The site works equally well on desktop and mobile, delivering functional information about the London and Wakehurst sites. Finding events and activities is easy, if a little clunky, with a series of checkboxes and filters, rather than more-intuitive labels.
If plants and fungi are your thing, you can dive deeper into the Read & Watch section. The same slightly awkward filters will help you narrow down your search for articles you might be interested in, but the content itself feels slightly thin, and quite heavily oriented toward encouraging a visit to Kew. Like many museums, Kew could make more of its digital content as a standalone offer to audiences interested in its subject matter, as well as the venue.
The site is well put together, and what you should expect from a cultural heritage website in 2019, but a major design overhaul such as this should be the beginning of a journey for Kew, rather than the end of a project. 
Too often, cultural heritage organisations proceed digitally in leaps and bounds, rather than continually working to improve the experience for users. Here’s hoping Kew can keep the momentum going, rather than keep us waiting for the next redesign.
Website | Museum in a Tab 
How many tabs are open in your web browser right now? There’s always another article or website to look at before you’ve finished the last. To amplify (or perhaps alleviate) the constant distraction, the Science Museum labs team has spun up Museum in a Tab.
Install the extension in your browser, and each time you open a fresh tab, rather than a blank screen, you’ll see an object drawn at random from the Science Museum’s collection of more than seven million objects.

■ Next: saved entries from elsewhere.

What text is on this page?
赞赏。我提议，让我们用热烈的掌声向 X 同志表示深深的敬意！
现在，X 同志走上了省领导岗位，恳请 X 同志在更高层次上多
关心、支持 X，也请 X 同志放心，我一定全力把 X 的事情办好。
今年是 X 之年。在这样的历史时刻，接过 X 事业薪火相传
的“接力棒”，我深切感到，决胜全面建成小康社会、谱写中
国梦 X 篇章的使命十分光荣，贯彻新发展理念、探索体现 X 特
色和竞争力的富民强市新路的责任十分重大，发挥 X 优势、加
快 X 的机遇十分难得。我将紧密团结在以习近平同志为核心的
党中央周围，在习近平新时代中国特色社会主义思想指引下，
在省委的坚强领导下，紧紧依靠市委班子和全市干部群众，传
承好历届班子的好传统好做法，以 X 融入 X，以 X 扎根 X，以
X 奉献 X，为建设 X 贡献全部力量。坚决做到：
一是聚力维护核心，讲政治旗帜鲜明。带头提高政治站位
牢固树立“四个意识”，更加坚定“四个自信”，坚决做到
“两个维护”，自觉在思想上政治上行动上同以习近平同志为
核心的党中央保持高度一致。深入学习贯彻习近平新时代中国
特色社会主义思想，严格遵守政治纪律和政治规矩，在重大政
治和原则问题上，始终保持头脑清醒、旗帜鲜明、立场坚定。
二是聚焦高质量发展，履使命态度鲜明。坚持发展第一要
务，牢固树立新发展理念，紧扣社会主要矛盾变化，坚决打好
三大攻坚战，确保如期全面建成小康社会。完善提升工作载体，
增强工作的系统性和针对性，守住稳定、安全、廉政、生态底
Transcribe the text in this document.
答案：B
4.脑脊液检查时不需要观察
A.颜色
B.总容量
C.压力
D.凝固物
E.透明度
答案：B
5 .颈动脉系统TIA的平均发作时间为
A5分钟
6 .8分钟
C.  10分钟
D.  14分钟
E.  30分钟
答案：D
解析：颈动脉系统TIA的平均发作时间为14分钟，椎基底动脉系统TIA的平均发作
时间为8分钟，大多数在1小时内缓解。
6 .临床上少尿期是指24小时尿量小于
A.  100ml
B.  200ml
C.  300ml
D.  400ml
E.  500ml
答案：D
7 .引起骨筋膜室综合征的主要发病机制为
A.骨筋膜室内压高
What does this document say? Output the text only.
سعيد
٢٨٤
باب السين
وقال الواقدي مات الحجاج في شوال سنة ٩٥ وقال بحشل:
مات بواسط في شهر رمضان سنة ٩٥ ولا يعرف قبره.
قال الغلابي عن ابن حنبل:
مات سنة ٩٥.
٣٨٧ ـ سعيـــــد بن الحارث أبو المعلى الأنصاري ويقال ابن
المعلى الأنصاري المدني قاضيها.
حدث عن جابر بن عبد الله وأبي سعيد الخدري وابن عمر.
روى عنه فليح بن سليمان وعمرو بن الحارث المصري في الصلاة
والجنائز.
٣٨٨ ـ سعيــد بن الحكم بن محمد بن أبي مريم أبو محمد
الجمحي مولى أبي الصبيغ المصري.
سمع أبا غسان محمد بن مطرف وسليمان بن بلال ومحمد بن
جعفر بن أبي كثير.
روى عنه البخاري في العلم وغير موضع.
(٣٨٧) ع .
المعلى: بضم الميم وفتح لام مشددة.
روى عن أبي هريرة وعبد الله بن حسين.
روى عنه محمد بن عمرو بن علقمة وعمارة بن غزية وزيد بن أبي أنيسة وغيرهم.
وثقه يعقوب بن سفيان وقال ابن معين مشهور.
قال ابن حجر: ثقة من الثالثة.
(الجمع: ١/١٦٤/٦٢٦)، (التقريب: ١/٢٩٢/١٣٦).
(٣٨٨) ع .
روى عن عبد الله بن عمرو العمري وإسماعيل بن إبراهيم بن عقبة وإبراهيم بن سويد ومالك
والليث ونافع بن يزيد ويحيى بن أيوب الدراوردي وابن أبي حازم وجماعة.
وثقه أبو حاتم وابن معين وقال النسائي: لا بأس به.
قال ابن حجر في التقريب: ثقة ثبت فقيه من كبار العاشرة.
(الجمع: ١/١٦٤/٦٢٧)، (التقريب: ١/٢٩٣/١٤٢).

It could be anything from a sheet of algebraic equations to a nickel-plated surgical tool.
And if you have a museum collection to show off, the Science Museum has open-sourced its code, so you can build your own version. 
As part of a series of events marking the 200th anniversary of the Peterloo massacre and the struggle for democracy, this interactive website from Manchester Histories allows you to explore the events of the day, find out what happened to the campaigners as hussars attacked, and learn about the aftermath.
The centrepiece is an interactive 3D reconstruction of St Peter’s Field in Manchester, where the massacre took place, seen from several vantage points. You can take a linear tour of 13 stops, or dive into more than 100 hotspots. Some pop-ups deliver slightly more text to wade through than is comfortable, and images of collections objects are awkwardly shoehorned into the narrative.
The 3D technology used isn’t that flashy, but sometimes simple things work well. St Peter’s Field is long gone, but exploring the dynamic illustrations helps reimagine the place and the events in a way that’s often lacking from historical description.